Contemporary Review, March, 1997 by Gabriel Kikas

As the United Kingdom moves into a General Election, there is a growing debate in Scotland over the true nature of politics at the end of the twentieth century. This predicament can be most vividly seen within the political circles of the Scottish National Party's (SNP) understanding of an 'independent' Scotland's future role in the European Union (EU). On the one side of the argument, the pro-European (or economic nationalist's) wing of the SNP (such as its parliamentary leader Alex Salmond and Allan Macartney) assert an active role for a sovereign Scotland in the EU because such a relationship would not only stabilize investment in the single market, but would give Scotland an equal voice in the Council of Ministers in contributing to the solving of common economic and social problems and, moreover, in the shaping of the EU's institutions and policies for the next century.

For the anti-European (or traditional nationalist's) wing, however, the European Union, as articulated by the Treaty on European Union of 1992, is much more than an economic arrangement between sovereign states. Jim Fairlie, far example, asserts that despite the perceived economic advantages that an independent Scotland would enjoy from integration, the political development of the European Union would be detrimental to Scottish sovereignty. The creation of a single currency and a Central Bank, as will be demonstrated, is an example of Fairlie's concern over the EU's widening public authority.

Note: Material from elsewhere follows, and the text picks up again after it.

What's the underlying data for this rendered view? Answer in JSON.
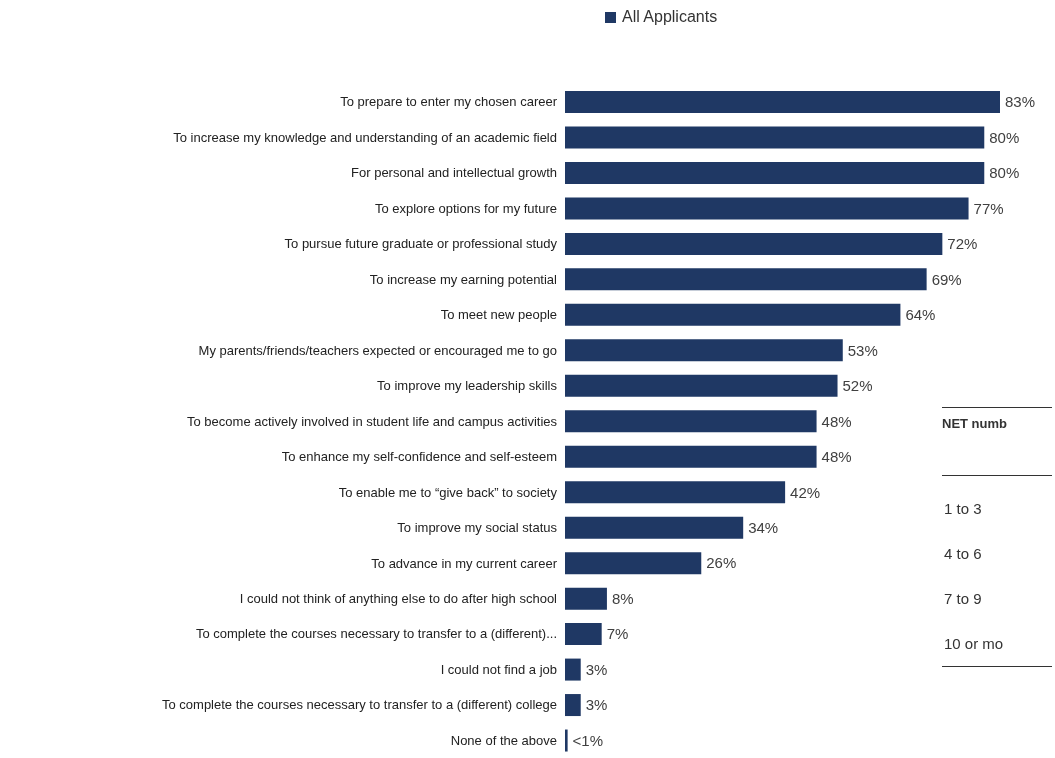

The pro-European wing of the SNP asserts a practical line of reasoning in their campaign for an independent Scotland. The SNP needs not only to discuss Scotland's future, but to propose pragmatic policies in dealing with Scotland's present 'bread and butter' issues.

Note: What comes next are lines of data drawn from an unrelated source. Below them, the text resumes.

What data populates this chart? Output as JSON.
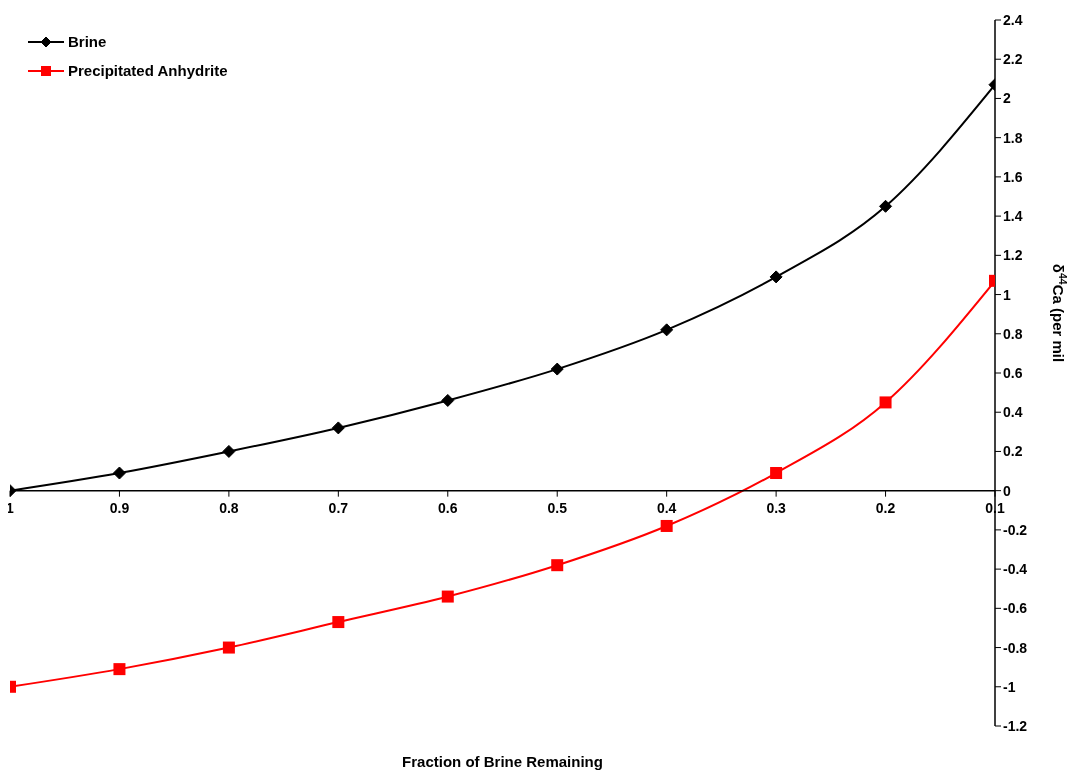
{
  "chart_data": {
    "type": "line",
    "xlabel": "Fraction of Brine Remaining",
    "ylabel": "δ$^{44}$Ca (per mil",
    "x": [
      1,
      0.9,
      0.8,
      0.7,
      0.6,
      0.5,
      0.4,
      0.3,
      0.2,
      0.1
    ],
    "xlim": [
      1,
      0.1
    ],
    "xticks": [
      1,
      0.9,
      0.8,
      0.7,
      0.6,
      0.5,
      0.4,
      0.3,
      0.2,
      0.1
    ],
    "ylim": [
      -1.2,
      2.4
    ],
    "yticks": [
      -1.2,
      -1,
      -0.8,
      -0.6,
      -0.4,
      -0.2,
      0,
      0.2,
      0.4,
      0.6,
      0.8,
      1,
      1.2,
      1.4,
      1.6,
      1.8,
      2,
      2.2,
      2.4
    ],
    "grid": false,
    "legend": "top left",
    "line_style": "solid",
    "series": [
      {
        "name": "Brine",
        "color": "#000000",
        "marker": "diamond",
        "values": [
          0,
          0.09,
          0.2,
          0.32,
          0.46,
          0.62,
          0.82,
          1.09,
          1.45,
          2.07
        ]
      },
      {
        "name": "Precipitated Anhydrite",
        "color": "#ff0000",
        "marker": "square",
        "values": [
          -1,
          -0.91,
          -0.8,
          -0.67,
          -0.54,
          -0.38,
          -0.18,
          0.09,
          0.45,
          1.07
        ]
      }
    ]
  }
}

The architect of the SNP's 'Independence in Europe' programme was the former MP, Jim Sillars. Retired from politics, Sillars asserted in 1972 that the United Kingdom is an anachronistic phenomenon because it no longer has any political utility (unlike the European Community) in advancing the economic and social interests of Scotland. The strategy in achieving independence, as Sillars understood Scotland's predicament, must be defined within 'practical terms.' Sillars' economic perception of an independent Scotland is an important one because, as he said in a parliamentary debate in 1972, the Scots 'are living in a time when there is an explosion of expectations among ordinary people, a desire for job opportunity, a better standard of life.'

The SNP's pro-European wing asserts that Scotland's relationship with the EU would be 'equal' with the other member states because the European treaties oblige all member states to comply to the same rules and procedures. The Single European Act (1986), for example, requires the EU's member states to take decisions on the single market through majority voting. As Sillars comments, the EU has also moved into other areas of competencies such as the Common Fisheries Policy and the European Social Fund. The Maastricht Treaty on European Union of 1992 calls for the creation of a single currency, a Central Bank, and the implementation of a Common Foreign and Security Policy.

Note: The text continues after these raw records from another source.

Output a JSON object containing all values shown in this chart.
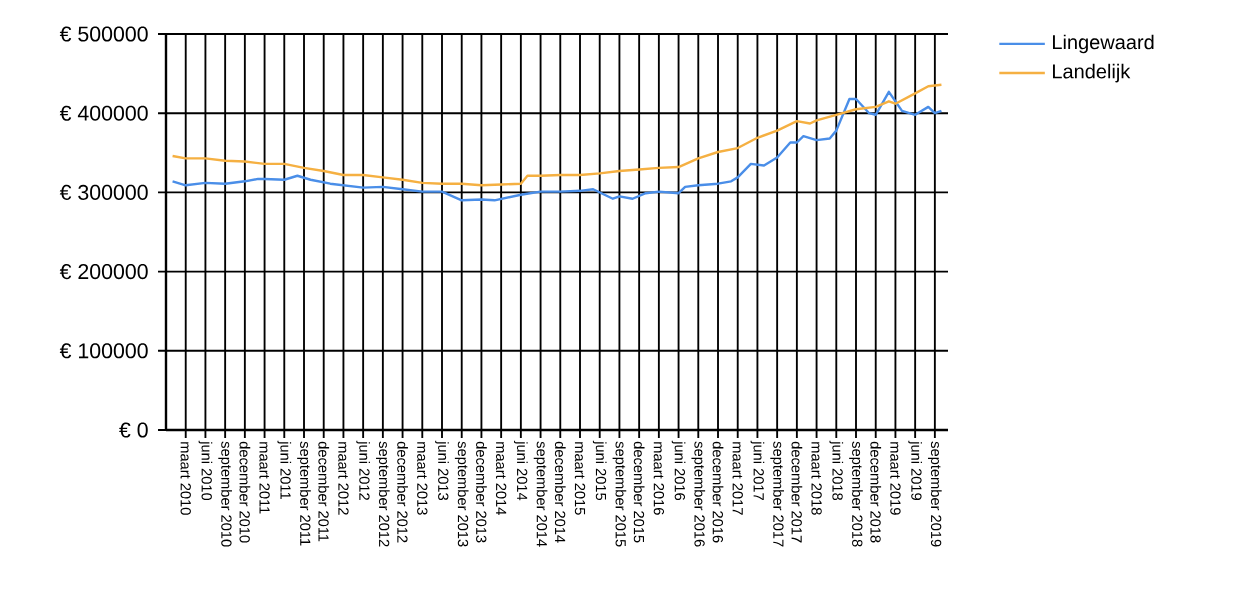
{
  "chart_data": {
    "type": "line",
    "grid": true,
    "legend": "top right",
    "marker": "none",
    "line_style": "solid",
    "xlim": [
      "2009-12",
      "2019-11"
    ],
    "xticks": [
      {
        "value": "2010-03",
        "label": "maart 2010"
      },
      {
        "value": "2010-06",
        "label": "juni 2010"
      },
      {
        "value": "2010-09",
        "label": "september 2010"
      },
      {
        "value": "2010-12",
        "label": "december 2010"
      },
      {
        "value": "2011-03",
        "label": "maart 2011"
      },
      {
        "value": "2011-06",
        "label": "juni 2011"
      },
      {
        "value": "2011-09",
        "label": "september 2011"
      },
      {
        "value": "2011-12",
        "label": "december 2011"
      },
      {
        "value": "2012-03",
        "label": "maart 2012"
      },
      {
        "value": "2012-06",
        "label": "juni 2012"
      },
      {
        "value": "2012-09",
        "label": "september 2012"
      },
      {
        "value": "2012-12",
        "label": "december 2012"
      },
      {
        "value": "2013-03",
        "label": "maart 2013"
      },
      {
        "value": "2013-06",
        "label": "juni 2013"
      },
      {
        "value": "2013-09",
        "label": "september 2013"
      },
      {
        "value": "2013-12",
        "label": "december 2013"
      },
      {
        "value": "2014-03",
        "label": "maart 2014"
      },
      {
        "value": "2014-06",
        "label": "juni 2014"
      },
      {
        "value": "2014-09",
        "label": "september 2014"
      },
      {
        "value": "2014-12",
        "label": "december 2014"
      },
      {
        "value": "2015-03",
        "label": "maart 2015"
      },
      {
        "value": "2015-06",
        "label": "juni 2015"
      },
      {
        "value": "2015-09",
        "label": "september 2015"
      },
      {
        "value": "2015-12",
        "label": "december 2015"
      },
      {
        "value": "2016-03",
        "label": "maart 2016"
      },
      {
        "value": "2016-06",
        "label": "juni 2016"
      },
      {
        "value": "2016-09",
        "label": "september 2016"
      },
      {
        "value": "2016-12",
        "label": "december 2016"
      },
      {
        "value": "2017-03",
        "label": "maart 2017"
      },
      {
        "value": "2017-06",
        "label": "juni 2017"
      },
      {
        "value": "2017-09",
        "label": "september 2017"
      },
      {
        "value": "2017-12",
        "label": "december 2017"
      },
      {
        "value": "2018-03",
        "label": "maart 2018"
      },
      {
        "value": "2018-06",
        "label": "juni 2018"
      },
      {
        "value": "2018-09",
        "label": "september 2018"
      },
      {
        "value": "2018-12",
        "label": "december 2018"
      },
      {
        "value": "2019-03",
        "label": "maart 2019"
      },
      {
        "value": "2019-06",
        "label": "juni 2019"
      },
      {
        "value": "2019-09",
        "label": "september 2019"
      }
    ],
    "ylim": [
      0,
      500000
    ],
    "yticks": [
      {
        "value": 0,
        "label": "€ 0"
      },
      {
        "value": 100000,
        "label": "€ 100000"
      },
      {
        "value": 200000,
        "label": "€ 200000"
      },
      {
        "value": 300000,
        "label": "€ 300000"
      },
      {
        "value": 400000,
        "label": "€ 400000"
      },
      {
        "value": 500000,
        "label": "€ 500000"
      }
    ],
    "series": [
      {
        "name": "Lingewaard",
        "color": "#4a8ee8",
        "x": [
          "2010-01",
          "2010-03",
          "2010-06",
          "2010-09",
          "2010-12",
          "2011-02",
          "2011-03",
          "2011-06",
          "2011-08",
          "2011-10",
          "2012-01",
          "2012-06",
          "2012-09",
          "2012-12",
          "2013-03",
          "2013-06",
          "2013-09",
          "2013-12",
          "2014-02",
          "2014-06",
          "2014-09",
          "2014-12",
          "2015-03",
          "2015-05",
          "2015-08",
          "2015-09",
          "2015-11",
          "2016-01",
          "2016-03",
          "2016-06",
          "2016-07",
          "2016-09",
          "2016-12",
          "2017-02",
          "2017-03",
          "2017-05",
          "2017-07",
          "2017-09",
          "2017-11",
          "2017-12",
          "2018-01",
          "2018-03",
          "2018-05",
          "2018-06",
          "2018-08",
          "2018-09",
          "2018-11",
          "2018-12",
          "2019-02",
          "2019-04",
          "2019-06",
          "2019-08",
          "2019-09",
          "2019-10"
        ],
        "values": [
          314000,
          309000,
          312000,
          311000,
          314000,
          317000,
          317000,
          316000,
          321000,
          316000,
          311000,
          306000,
          307000,
          304000,
          301000,
          301000,
          290000,
          291000,
          290000,
          297000,
          301000,
          301000,
          302000,
          304000,
          292000,
          295000,
          292000,
          299000,
          301000,
          299000,
          307000,
          309000,
          311000,
          314000,
          319000,
          336000,
          334000,
          344000,
          363000,
          363000,
          371000,
          366000,
          368000,
          378000,
          418000,
          418000,
          400000,
          398000,
          427000,
          403000,
          398000,
          408000,
          400000,
          403000
        ]
      },
      {
        "name": "Landelijk",
        "color": "#f5b042",
        "x": [
          "2010-01",
          "2010-03",
          "2010-06",
          "2010-09",
          "2010-12",
          "2011-03",
          "2011-06",
          "2011-09",
          "2011-12",
          "2012-03",
          "2012-06",
          "2012-09",
          "2012-12",
          "2013-03",
          "2013-06",
          "2013-09",
          "2013-12",
          "2014-03",
          "2014-06",
          "2014-07",
          "2014-09",
          "2014-12",
          "2015-03",
          "2015-06",
          "2015-09",
          "2015-12",
          "2016-03",
          "2016-06",
          "2016-09",
          "2016-12",
          "2017-03",
          "2017-06",
          "2017-09",
          "2017-12",
          "2018-02",
          "2018-03",
          "2018-06",
          "2018-09",
          "2018-12",
          "2019-02",
          "2019-03",
          "2019-06",
          "2019-08",
          "2019-10"
        ],
        "values": [
          346000,
          343000,
          343000,
          340000,
          339000,
          336000,
          336000,
          331000,
          327000,
          322000,
          322000,
          319000,
          316000,
          312000,
          311000,
          311000,
          309000,
          310000,
          311000,
          321000,
          321000,
          322000,
          322000,
          324000,
          327000,
          329000,
          331000,
          332000,
          343000,
          351000,
          356000,
          369000,
          378000,
          390000,
          387000,
          391000,
          398000,
          405000,
          408000,
          415000,
          412000,
          425000,
          434000,
          436000
        ]
      }
    ]
  }
}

Scotland would be a strong partner in the European Union because of its economic links to the Continent. After all, Scotland is the business home to more than a hundred companies, building more computers per head of population than any other country in the world. Scotland produces 20 per cent of Europe's oil supplies and its productivity in manufactured exports (according to SNP figures) is 30 per cent higher than the rest of the UK. According to the SNP's budget figures for 1995-1996, Scotland's revenue made up 9.8 per cent (about 27.2 billion pounds) of the UK's total figures (about 278.9 billion pounds). Alex Salmond argues that Scotland contributes 9.8 per cent of total UK revenue - 'over 23 pounds per week per taxpayer.'

An independent Scotland would have a seat at the Council of Ministers. This is important because it is within this branch of the European institutional framework where the member states decide upon key economic and political decisions. Under the legal obligations of the Treaty on European Union, the vote of unanimity is required on issues such as asylum, immigration, indirect tax harmonization and changes in the Treaty itself. More importantly, Sillars argues that an independent Scotland in Europe can 'address policy issues totally free from the need to check with Whitehall to see if our views must be adjusted to conform with their majority outlook' and, when circumstances dictate, enact the Luxembourg Compromise; that is, the right of a member state to veto Community legislation.

Salmond notes that in an independent Scotland we 'can play our part in the political reform of the Community, arguing for greater democracy and accountability within EC structures to close the "democratic deficit." Our objective is not a European super state but a confederal Community of independent nations which choose to share their sovereignty and cooperate more closely for the benefit of all, while still retaining their rich diversity.' Under this novel relationship, as SNP's James Mitchell notes, London would no longer be an impediment to Scotland's economic and political well-being.